In this challenge we moved away from our traditional data processing for analysis towards a more “scrapy” way of dealing with data from the web. Using our understanding of the DOM, we pulled data from various websites by accessing its HTML elements and redirected it towards our own little web app with support of a NOSQL database.
After creating various functions to scrape specific websites for Mars data, we created a single Python file to store them.
We can take a look at our script documentation in case we want to call any of the functions individually or just use scrape_all
in our app to execute them all.
import scraping
import inspect
print(inspect.getmembers(scraping.get_image_urls)[9][1])
print(inspect.getmembers(scraping.mars_news)[9][1])
print(inspect.getmembers(scraping.mars_facts)[9][1])
Extract all JPEG images and titles from all items in "https://marshemispheres.com/
Scrape all mars news from https://redplanetscience.com/
Get the latest mars facts from https://galaxyfacts-mars.com
After we get the data we can take a look at our mongo database to make sure we stored it correctly.

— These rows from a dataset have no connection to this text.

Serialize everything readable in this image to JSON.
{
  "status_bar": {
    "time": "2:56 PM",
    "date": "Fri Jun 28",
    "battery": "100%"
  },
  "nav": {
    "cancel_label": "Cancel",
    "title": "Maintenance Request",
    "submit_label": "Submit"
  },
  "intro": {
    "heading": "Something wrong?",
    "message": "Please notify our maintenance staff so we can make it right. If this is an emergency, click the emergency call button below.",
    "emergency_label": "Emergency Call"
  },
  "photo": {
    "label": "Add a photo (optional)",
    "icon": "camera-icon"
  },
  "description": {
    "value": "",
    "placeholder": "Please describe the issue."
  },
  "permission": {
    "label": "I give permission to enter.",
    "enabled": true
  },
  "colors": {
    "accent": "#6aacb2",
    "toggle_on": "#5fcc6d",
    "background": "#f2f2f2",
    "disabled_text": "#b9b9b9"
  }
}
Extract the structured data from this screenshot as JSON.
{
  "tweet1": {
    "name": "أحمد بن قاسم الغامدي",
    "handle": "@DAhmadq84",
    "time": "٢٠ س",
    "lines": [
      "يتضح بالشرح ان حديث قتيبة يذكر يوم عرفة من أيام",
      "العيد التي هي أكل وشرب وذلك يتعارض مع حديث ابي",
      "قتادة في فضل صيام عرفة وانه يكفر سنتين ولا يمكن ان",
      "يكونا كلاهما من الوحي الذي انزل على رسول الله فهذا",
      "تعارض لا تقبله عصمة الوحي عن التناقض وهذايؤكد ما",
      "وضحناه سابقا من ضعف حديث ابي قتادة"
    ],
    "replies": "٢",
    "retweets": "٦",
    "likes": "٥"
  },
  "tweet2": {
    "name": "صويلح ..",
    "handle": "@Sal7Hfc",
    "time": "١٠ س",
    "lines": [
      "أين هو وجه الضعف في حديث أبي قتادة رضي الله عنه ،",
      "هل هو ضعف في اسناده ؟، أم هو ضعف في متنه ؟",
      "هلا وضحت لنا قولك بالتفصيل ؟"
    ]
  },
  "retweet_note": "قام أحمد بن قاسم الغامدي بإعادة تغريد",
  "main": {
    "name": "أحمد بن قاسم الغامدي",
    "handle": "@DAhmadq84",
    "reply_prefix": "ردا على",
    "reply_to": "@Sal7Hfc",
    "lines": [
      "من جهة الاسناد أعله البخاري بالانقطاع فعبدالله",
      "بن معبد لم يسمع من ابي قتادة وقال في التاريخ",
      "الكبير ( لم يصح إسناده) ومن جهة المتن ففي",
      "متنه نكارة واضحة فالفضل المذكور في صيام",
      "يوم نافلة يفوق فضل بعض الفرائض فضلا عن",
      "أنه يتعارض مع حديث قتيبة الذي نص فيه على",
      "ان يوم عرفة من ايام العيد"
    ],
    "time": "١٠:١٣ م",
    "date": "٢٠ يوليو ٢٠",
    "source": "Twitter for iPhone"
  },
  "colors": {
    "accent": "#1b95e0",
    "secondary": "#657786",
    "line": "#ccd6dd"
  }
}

mongosh --eval "show dbs" | grep mars_app
mars_app 56.00 KiB
Then inside the shell we can query our collection for documents.
Finally, our website is able to visit and scrape the webpages we set it up to scrape after pressing the Scrape New Data
button. We also included more Bootstrap
styling and added support for mobile displays.
Web technologies are definitely the easiest and most convenient way to share data visualization and information in this day and age. We managed not only to deal with the front-end part of it but also provide endpoints for user interactivity and even connecting to existing websites. Good thing that Python supports all of that.